The exhibition is the fruit of five years’ worth of acquisitions work, all made possible by the generosity of National Galleries of Scotland (NGS) supporters through gifts, bequests and grants. Art Fund has been instrumental in strengthening NGS’ Surrealist collection, which is now one of the best in the world. This includes Salvador Dalí’s iconic Lobster Telephone (1938), Leonora Carrington’s Portrait of Max Ernst (c. 1939) and Dorothea Tanning’s Tableau vivant [Living Picture] (1954). Tanning’s painting will be accompanied by a second acquisition of a work by the artist, a sculpture titled Primitive Seating (1982) made up of a re-upholstered chair with a long cat-like tail: it has been acquired with generous support from Alison Jacques.
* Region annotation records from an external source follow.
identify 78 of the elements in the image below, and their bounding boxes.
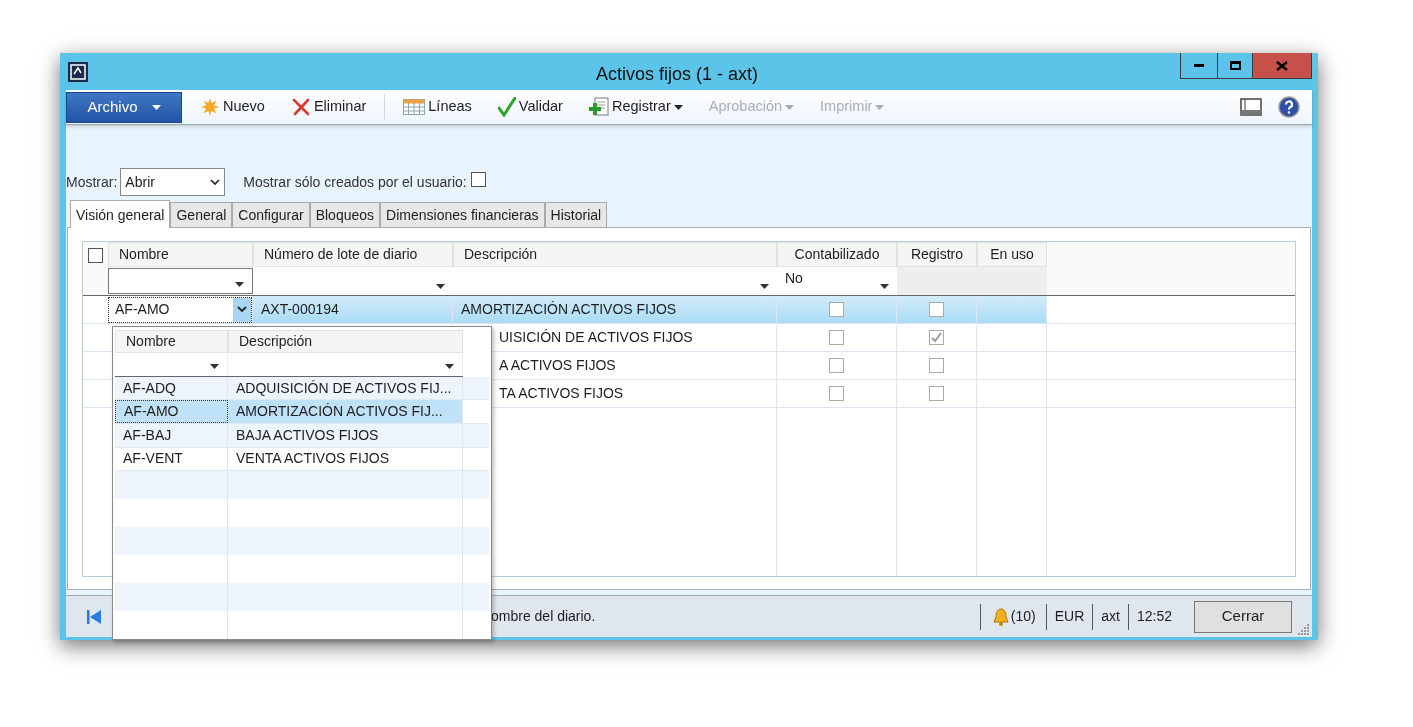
help-icon[interactable] (1278, 96, 1300, 118)
show-label: Mostrar: (66, 172, 118, 192)
grid-row[interactable]: AF-AMO AXT-000194 AMORTIZACIÓN ACTIVOS FIJOS (83, 296, 1295, 324)
column-header[interactable]: Nombre (115, 330, 228, 353)
close-button[interactable] (1253, 53, 1311, 78)
filter-field[interactable]: No (777, 267, 897, 295)
caret-icon (875, 104, 885, 110)
checkbox[interactable] (929, 302, 944, 317)
checkbox[interactable] (829, 386, 844, 401)
toolbar-button[interactable]: Eliminar (290, 96, 367, 118)
column-header[interactable]: Nombre (108, 242, 253, 267)
tab[interactable]: Bloqueos (309, 202, 381, 227)
app-icon (68, 61, 88, 82)
cross-icon (290, 97, 311, 117)
table-cell: AMORTIZACIÓN ACTIVOS FIJOS (453, 296, 777, 323)
chevron-down-icon (237, 306, 247, 313)
column-header[interactable]: Descripción (453, 242, 777, 267)
file-menu-button[interactable]: Archivo (66, 91, 182, 123)
caret-icon (760, 284, 769, 289)
close-icon (1276, 60, 1288, 71)
bell-icon[interactable] (990, 606, 1011, 627)
caret-icon (880, 284, 889, 289)
panel-layout-icon[interactable] (1240, 98, 1262, 116)
check-icon (497, 97, 516, 117)
company-label: axt (1100, 607, 1121, 626)
name-field[interactable]: AF-AMO (108, 296, 252, 323)
close-form-button[interactable]: Cerrar (1194, 600, 1292, 633)
table-cell: AXT-000194 (253, 296, 453, 323)
column-header[interactable]: Contabilizado (777, 242, 897, 267)
table-cell (977, 296, 1047, 323)
column-header[interactable]: Número de lote de diario (253, 242, 453, 267)
caret-icon (445, 364, 454, 370)
caret-icon (210, 364, 219, 370)
lookup-row[interactable]: AF-VENT VENTA ACTIVOS FIJOS (115, 447, 489, 471)
tab[interactable]: Historial (544, 202, 608, 227)
tab[interactable]: General (170, 202, 233, 227)
caret-icon (785, 104, 795, 110)
toolbar-button[interactable]: Líneas (403, 96, 472, 118)
first-record-icon[interactable] (86, 608, 102, 625)
dropdown-button[interactable] (233, 297, 251, 322)
column-header[interactable]: En uso (977, 242, 1047, 267)
checkbox[interactable] (829, 330, 844, 345)
sun-icon (200, 97, 220, 117)
toolbar-button[interactable]: Registrar (588, 96, 683, 118)
caret-icon (436, 284, 445, 289)
tab[interactable]: Dimensiones financieras (380, 202, 545, 227)
filter-field[interactable] (108, 268, 253, 294)
checkbox[interactable] (88, 248, 103, 263)
caret-icon (673, 104, 683, 110)
lookup-row[interactable]: AF-ADQ ADQUISICIÓN DE ACTIVOS FIJ... (115, 377, 489, 401)
checkbox[interactable] (929, 330, 944, 345)
status-message: ombre del diario. (491, 607, 596, 626)
checkbox[interactable] (470, 171, 486, 187)
chevron-down-icon (210, 178, 221, 186)
checkbox[interactable] (929, 386, 944, 401)
caret-icon (151, 104, 161, 110)
column-header[interactable]: Descripción (228, 330, 463, 353)
document-plus-icon (588, 97, 609, 117)
caret-icon (235, 282, 244, 287)
lookup-row[interactable]: AF-AMO AMORTIZACIÓN ACTIVOS FIJ... (115, 400, 489, 425)
window-title: Activos fijos (1 - axt) (596, 63, 759, 86)
currency-label: EUR (1053, 607, 1086, 626)
time-label: 12:52 (1135, 607, 1173, 626)
filter-field[interactable] (253, 267, 453, 295)
tab[interactable]: Visión general (70, 200, 171, 228)
resize-grip-icon[interactable] (1298, 623, 1310, 635)
table-icon (403, 99, 426, 115)
checkbox[interactable] (829, 358, 844, 373)
checkbox[interactable] (829, 302, 844, 317)
toolbar-button[interactable]: Nuevo (200, 96, 265, 118)
tab[interactable]: Configurar (232, 202, 310, 227)
notification-count[interactable]: (10) (1010, 606, 1036, 627)
status-dropdown[interactable]: Abrir (120, 168, 226, 196)
column-header[interactable]: Registro (897, 242, 977, 267)
lookup-row[interactable]: AF-BAJ BAJA ACTIVOS FIJOS (115, 424, 489, 448)
toolbar-button[interactable]: Validar (497, 96, 563, 118)
checkbox[interactable] (929, 358, 944, 373)
user-filter-label: Mostrar sólo creados por el usuario: (243, 172, 467, 192)
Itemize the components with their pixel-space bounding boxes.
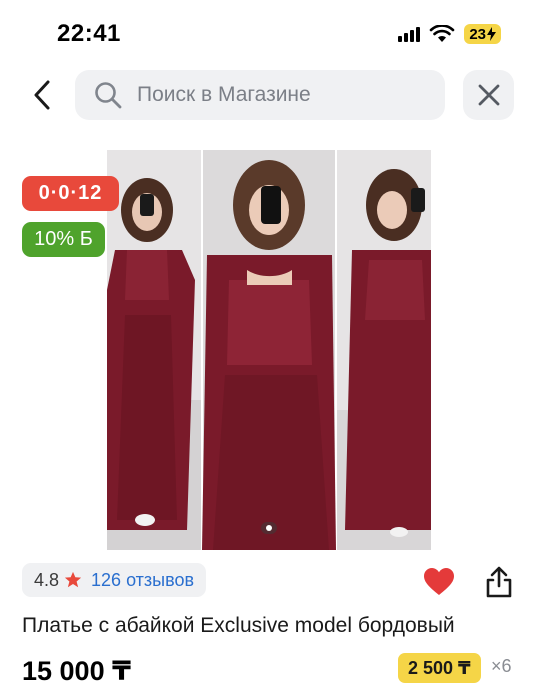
back-button[interactable] — [26, 76, 58, 114]
product-title: Платье с абайкой Exclusive model бордовы… — [22, 614, 455, 637]
signal-icon — [398, 26, 421, 42]
bonus-badge: 10% Б — [22, 222, 105, 257]
installment-months: ×6 — [491, 656, 512, 676]
product-photo-illustration — [107, 150, 431, 550]
share-icon[interactable] — [484, 566, 514, 598]
battery-indicator: 23 — [464, 24, 501, 44]
status-icons: 23 — [398, 24, 501, 44]
status-time: 22:41 — [57, 20, 121, 47]
heart-icon[interactable] — [423, 567, 455, 597]
rating-chip[interactable]: 4.8 126 отзывов — [22, 563, 207, 597]
chevron-left-icon — [34, 80, 50, 110]
search-box[interactable] — [75, 70, 445, 120]
installment-price[interactable]: 2 500 ₸ — [398, 653, 481, 683]
rating-value: 4.8 — [34, 569, 60, 590]
close-icon — [478, 84, 499, 106]
wifi-icon — [430, 25, 455, 42]
battery-level: 23 — [469, 25, 486, 43]
close-button[interactable] — [463, 70, 514, 120]
product-price: 15 000 ₸ — [22, 656, 131, 686]
image-pager-indicator — [261, 522, 277, 534]
product-photo[interactable] — [107, 150, 431, 550]
search-input[interactable] — [137, 83, 407, 107]
status-bar: 22:41 23 — [0, 0, 537, 62]
search-header — [0, 68, 537, 122]
search-icon — [95, 82, 122, 109]
star-icon — [64, 571, 82, 588]
charging-icon — [487, 27, 496, 41]
installment-badge: 0·0·12 — [22, 176, 119, 211]
reviews-link[interactable]: 126 отзывов — [91, 570, 194, 591]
NGS is immensely indebted to the Arts Council’s Acceptance-in-Lieu and Cultural Gifts schemes, which enabled the acquisition of Damien Hirst’s life-size bronze sculpture Wretched War (2004); the first portrait Oskar Kokoschka painted in Britain after arriving as a refugee in 1939, and a remarkable set of twenty-one monotypes by the great Russian Constructivist artist Naum Gabo.
The exhibition serves as a testament to the many individuals who have given works or helped NGS to buy them over the past five years.